Sono le grandi colpevoli della grande crisi e a loro sono state applicate misure di correzione straordinarie: requisiti di capitale sempre più elevati, stress test nei quali devono dimostrare di essere in grado di superare indenni eventi catastrofici, multe pluri miliardarie per le malefatte compiute durante la bolla immobiliare in USA, ma anche per aver violato le sanzioni all’Iran, o per aver manipolato strumenti di mercato sensibilissimi, come il Libor, l’Euribor e il Forex. Il risultato è che le banche hanno sempre più bisogno di capitale da tenere congelato in accantonamenti per garantire la stabilità. E quindi non va a far funzionare il credito, che è il mestiere delle banche.


Ma sono anche colpevoli, involontarie. Qualche giorno fa il settimanale britannico Economist ha lanciato un segnala d’allarme su mercati dei capitali sempre meno liquidi. Fino al 2007 il mondo della finanza era percorso da vascelli pieni di “soldi bollenti” alla ricerca di impieghi redditizi da portare a casa anche con spregiudicate incursioni. Oggi i flussi da un paese e da un continente all’altro si sono ridotti drasticamente.


Un mondo più sicuro? Fino a un certo punto: quando il mercato sbanda e i corsari fuggono con il bottino, avere a disposizione grandi banche con grandi capitali, che possono intervenire comprando sui prezzi in caduta per magari nel tempo realizzare anche una plusvalenza, può tornare utile. Quindi abbiamo banche che non sono più in grado di fare il loro mestiere su due fronti: il credito all’economia reale, che aiuta a crescere tutte le altre industrie, e la disponibilità di denaro per intervenire sul mercato dei capitali quando sbanda pericolosamente. Per questo il mercato nel 2016 ha fatto così fatica a trovare il prezzo giusto per gli asset che sono quotati in tutto il mondo.
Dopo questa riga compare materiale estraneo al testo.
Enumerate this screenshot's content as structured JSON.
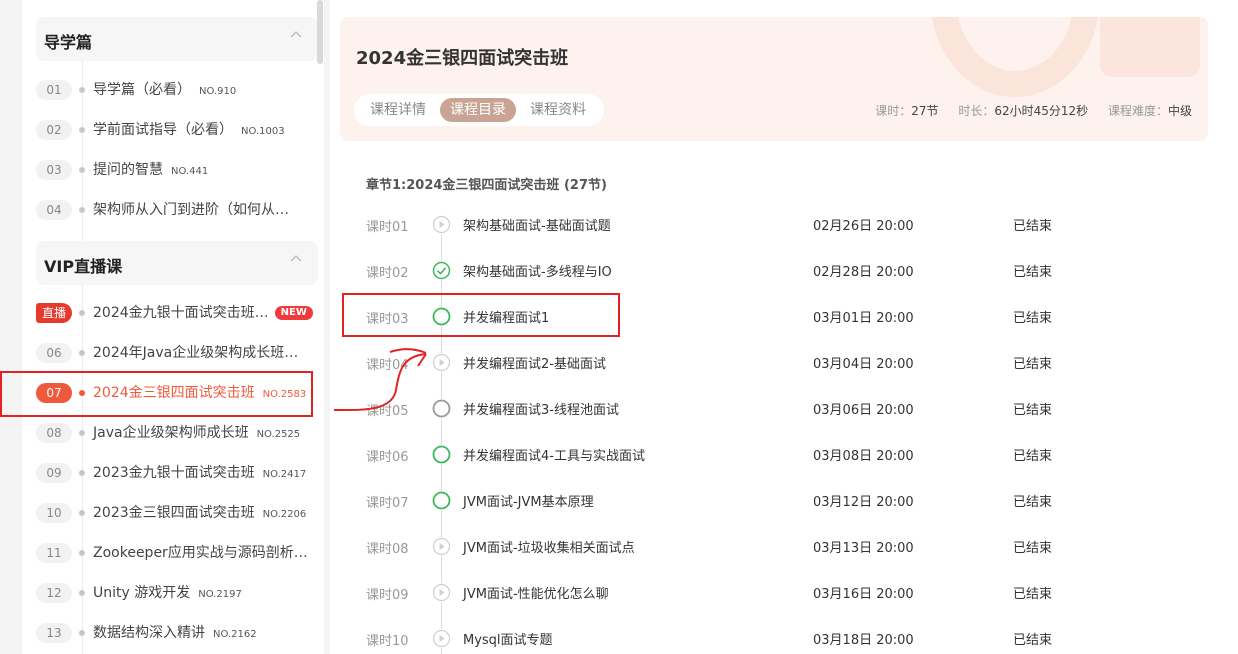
{
  "sidebar": {
    "guide_section": {
      "title": "导学篇"
    },
    "guide_items": [
      {
        "num": "01",
        "label": "导学篇（必看）",
        "no": "NO.910"
      },
      {
        "num": "02",
        "label": "学前面试指导（必看）",
        "no": "NO.1003"
      },
      {
        "num": "03",
        "label": "提问的智慧",
        "no": "NO.441"
      },
      {
        "num": "04",
        "label": "架构师从入门到进阶（如何从…",
        "no": ""
      }
    ],
    "vip_section": {
      "title": "VIP直播课"
    },
    "vip_items": [
      {
        "num": "直播",
        "label": "2024金九银十面试突击班…",
        "no": "",
        "badge": "NEW"
      },
      {
        "num": "06",
        "label": "2024年Java企业级架构成长班…",
        "no": ""
      },
      {
        "num": "07",
        "label": "2024金三银四面试突击班",
        "no": "NO.2583"
      },
      {
        "num": "08",
        "label": "Java企业级架构师成长班",
        "no": "NO.2525"
      },
      {
        "num": "09",
        "label": "2023金九银十面试突击班",
        "no": "NO.2417"
      },
      {
        "num": "10",
        "label": "2023金三银四面试突击班",
        "no": "NO.2206"
      },
      {
        "num": "11",
        "label": "Zookeeper应用实战与源码剖析…",
        "no": ""
      },
      {
        "num": "12",
        "label": "Unity 游戏开发",
        "no": "NO.2197"
      },
      {
        "num": "13",
        "label": "数据结构深入精讲",
        "no": "NO.2162"
      }
    ]
  },
  "course": {
    "title": "2024金三银四面试突击班",
    "tabs": [
      "课程详情",
      "课程目录",
      "课程资料"
    ],
    "meta": {
      "lessons_label": "课时：",
      "lessons_value": "27节",
      "duration_label": "时长：",
      "duration_value": "62小时45分12秒",
      "difficulty_label": "课程难度：",
      "difficulty_value": "中级"
    }
  },
  "chapter": {
    "title": "章节1:2024金三银四面试突击班 (27节)"
  },
  "lessons": [
    {
      "lesson": "课时01",
      "name": "架构基础面试-基础面试题",
      "time": "02月26日 20:00",
      "status": "已结束",
      "icon": "play-icon"
    },
    {
      "lesson": "课时02",
      "name": "架构基础面试-多线程与IO",
      "time": "02月28日 20:00",
      "status": "已结束",
      "icon": "check-circle-icon"
    },
    {
      "lesson": "课时03",
      "name": "并发编程面试1",
      "time": "03月01日 20:00",
      "status": "已结束",
      "icon": "green-circle-icon"
    },
    {
      "lesson": "课时04",
      "name": "并发编程面试2-基础面试",
      "time": "03月04日 20:00",
      "status": "已结束",
      "icon": "play-icon"
    },
    {
      "lesson": "课时05",
      "name": "并发编程面试3-线程池面试",
      "time": "03月06日 20:00",
      "status": "已结束",
      "icon": "gray-circle-icon"
    },
    {
      "lesson": "课时06",
      "name": "并发编程面试4-工具与实战面试",
      "time": "03月08日 20:00",
      "status": "已结束",
      "icon": "green-circle-icon"
    },
    {
      "lesson": "课时07",
      "name": "JVM面试-JVM基本原理",
      "time": "03月12日 20:00",
      "status": "已结束",
      "icon": "green-circle-icon"
    },
    {
      "lesson": "课时08",
      "name": "JVM面试-垃圾收集相关面试点",
      "time": "03月13日 20:00",
      "status": "已结束",
      "icon": "play-icon"
    },
    {
      "lesson": "课时09",
      "name": "JVM面试-性能优化怎么聊",
      "time": "03月16日 20:00",
      "status": "已结束",
      "icon": "play-icon"
    },
    {
      "lesson": "课时10",
      "name": "Mysql面试专题",
      "time": "03月18日 20:00",
      "status": "已结束",
      "icon": "play-icon"
    }
  ],
  "colors": {
    "accent": "#ef5a3c",
    "green": "#3cb85c",
    "annotation": "#e32222"
  }
}
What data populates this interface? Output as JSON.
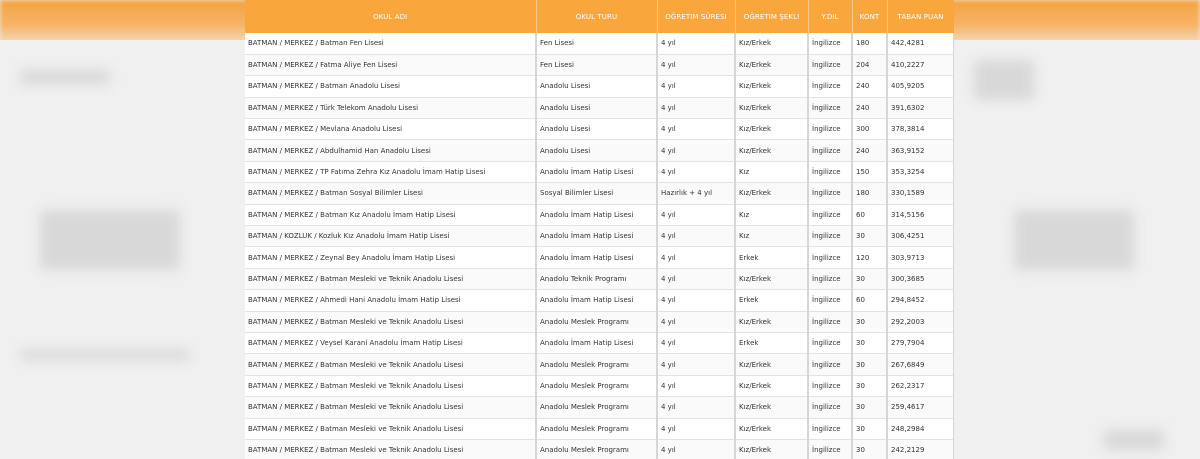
{
  "table": {
    "headers": [
      "OKUL ADI",
      "OKUL TURU",
      "OĞRETIM SÜRESI",
      "OĞRETIM ŞEKLI",
      "Y.DIL",
      "KONT",
      "TABAN PUAN"
    ],
    "rows": [
      [
        "BATMAN / MERKEZ / Batman Fen Lisesi",
        "Fen Lisesi",
        "4 yıl",
        "Kız/Erkek",
        "İngilizce",
        "180",
        "442,4281"
      ],
      [
        "BATMAN / MERKEZ / Fatma Aliye Fen Lisesi",
        "Fen Lisesi",
        "4 yıl",
        "Kız/Erkek",
        "İngilizce",
        "204",
        "410,2227"
      ],
      [
        "BATMAN / MERKEZ / Batman Anadolu Lisesi",
        "Anadolu Lisesi",
        "4 yıl",
        "Kız/Erkek",
        "İngilizce",
        "240",
        "405,9205"
      ],
      [
        "BATMAN / MERKEZ / Türk Telekom Anadolu Lisesi",
        "Anadolu Lisesi",
        "4 yıl",
        "Kız/Erkek",
        "İngilizce",
        "240",
        "391,6302"
      ],
      [
        "BATMAN / MERKEZ / Mevlana Anadolu Lisesi",
        "Anadolu Lisesi",
        "4 yıl",
        "Kız/Erkek",
        "İngilizce",
        "300",
        "378,3814"
      ],
      [
        "BATMAN / MERKEZ / Abdulhamid Han Anadolu Lisesi",
        "Anadolu Lisesi",
        "4 yıl",
        "Kız/Erkek",
        "İngilizce",
        "240",
        "363,9152"
      ],
      [
        "BATMAN / MERKEZ / TP Fatıma Zehra Kız Anadolu İmam Hatip Lisesi",
        "Anadolu İmam Hatip Lisesi",
        "4 yıl",
        "Kız",
        "İngilizce",
        "150",
        "353,3254"
      ],
      [
        "BATMAN / MERKEZ / Batman Sosyal Bilimler Lisesi",
        "Sosyal Bilimler Lisesi",
        "Hazırlık + 4 yıl",
        "Kız/Erkek",
        "İngilizce",
        "180",
        "330,1589"
      ],
      [
        "BATMAN / MERKEZ / Batman Kız Anadolu İmam Hatip Lisesi",
        "Anadolu İmam Hatip Lisesi",
        "4 yıl",
        "Kız",
        "İngilizce",
        "60",
        "314,5156"
      ],
      [
        "BATMAN / KOZLUK / Kozluk Kız Anadolu İmam Hatip Lisesi",
        "Anadolu İmam Hatip Lisesi",
        "4 yıl",
        "Kız",
        "İngilizce",
        "30",
        "306,4251"
      ],
      [
        "BATMAN / MERKEZ / Zeynal Bey Anadolu İmam Hatip Lisesi",
        "Anadolu İmam Hatip Lisesi",
        "4 yıl",
        "Erkek",
        "İngilizce",
        "120",
        "303,9713"
      ],
      [
        "BATMAN / MERKEZ / Batman Mesleki ve Teknik Anadolu Lisesi",
        "Anadolu Teknik Programı",
        "4 yıl",
        "Kız/Erkek",
        "İngilizce",
        "30",
        "300,3685"
      ],
      [
        "BATMAN / MERKEZ / Ahmedi Hani Anadolu İmam Hatip Lisesi",
        "Anadolu İmam Hatip Lisesi",
        "4 yıl",
        "Erkek",
        "İngilizce",
        "60",
        "294,8452"
      ],
      [
        "BATMAN / MERKEZ / Batman Mesleki ve Teknik Anadolu Lisesi",
        "Anadolu Meslek Programı",
        "4 yıl",
        "Kız/Erkek",
        "İngilizce",
        "30",
        "292,2003"
      ],
      [
        "BATMAN / MERKEZ / Veysel Karani Anadolu İmam Hatip Lisesi",
        "Anadolu İmam Hatip Lisesi",
        "4 yıl",
        "Erkek",
        "İngilizce",
        "30",
        "279,7904"
      ],
      [
        "BATMAN / MERKEZ / Batman Mesleki ve Teknik Anadolu Lisesi",
        "Anadolu Meslek Programı",
        "4 yıl",
        "Kız/Erkek",
        "İngilizce",
        "30",
        "267,6849"
      ],
      [
        "BATMAN / MERKEZ / Batman Mesleki ve Teknik Anadolu Lisesi",
        "Anadolu Meslek Programı",
        "4 yıl",
        "Kız/Erkek",
        "İngilizce",
        "30",
        "262,2317"
      ],
      [
        "BATMAN / MERKEZ / Batman Mesleki ve Teknik Anadolu Lisesi",
        "Anadolu Meslek Programı",
        "4 yıl",
        "Kız/Erkek",
        "İngilizce",
        "30",
        "259,4617"
      ],
      [
        "BATMAN / MERKEZ / Batman Mesleki ve Teknik Anadolu Lisesi",
        "Anadolu Meslek Programı",
        "4 yıl",
        "Kız/Erkek",
        "İngilizce",
        "30",
        "248,2984"
      ],
      [
        "BATMAN / MERKEZ / Batman Mesleki ve Teknik Anadolu Lisesi",
        "Anadolu Meslek Programı",
        "4 yıl",
        "Kız/Erkek",
        "İngilizce",
        "30",
        "242,2129"
      ]
    ]
  },
  "colors": {
    "header_bg": "#f9a63d",
    "header_text": "#ffffff",
    "cell_text": "#333333"
  }
}
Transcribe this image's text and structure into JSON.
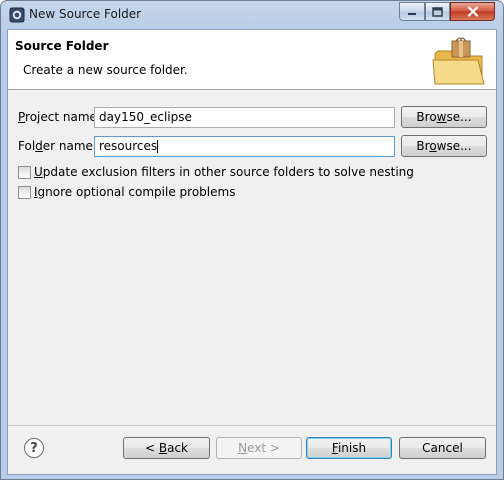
{
  "window": {
    "title": "New Source Folder"
  },
  "header": {
    "title": "Source Folder",
    "description": "Create a new source folder."
  },
  "form": {
    "project_label": "Project name:",
    "project_value": "day150_eclipse",
    "project_browse": "Browse...",
    "folder_label": "Folder name:",
    "folder_value": "resources",
    "folder_browse": "Browse...",
    "checkbox_update_label": "Update exclusion filters in other source folders to solve nesting",
    "checkbox_update_checked": false,
    "checkbox_ignore_label": "Ignore optional compile problems",
    "checkbox_ignore_checked": false
  },
  "footer": {
    "help": "?",
    "back": "< Back",
    "next": "Next >",
    "finish": "Finish",
    "cancel": "Cancel"
  },
  "icons": {
    "app": "eclipse-window-icon",
    "banner": "folder-package-icon",
    "help": "help-icon"
  }
}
Le banche centrali hanno cercato di fare i sostituti, con maggior successo in Europa grazie a Mario Draghi, un po’ meno in America dove la Fed si è distinta per i messaggi sbagliati mandati al mercato. Il risultato è la crescita globale stentata che il 2016 lascia in eredità al 2017. Congiure astrali improbabili hanno fatto il possibile per far deragliare il mercato nel bisestile 2016, in alcuni casi ci sono andati vicini, come in Europa, ma neanche troppo. Contro gli eventi imprevisti e i fattori esterni c’è poco da fare, quando arrivano arrivano. Ci sono tutti gli ingredienti politici perchè ci siano turbolenze anche nel 2017. Un sistema del credito che funzioni sia come motore dell’economia sia come stabilizzatore del mercato è invece un problema risolvibile dalle istituzioni, politiche e regolatorie.


L’anno che si sta chiudendo sta mandando anche qualche segnale di ravvedimento su questo fronte. Non ci serve il Far West, ma nemmeno il Grande Fratello del credito.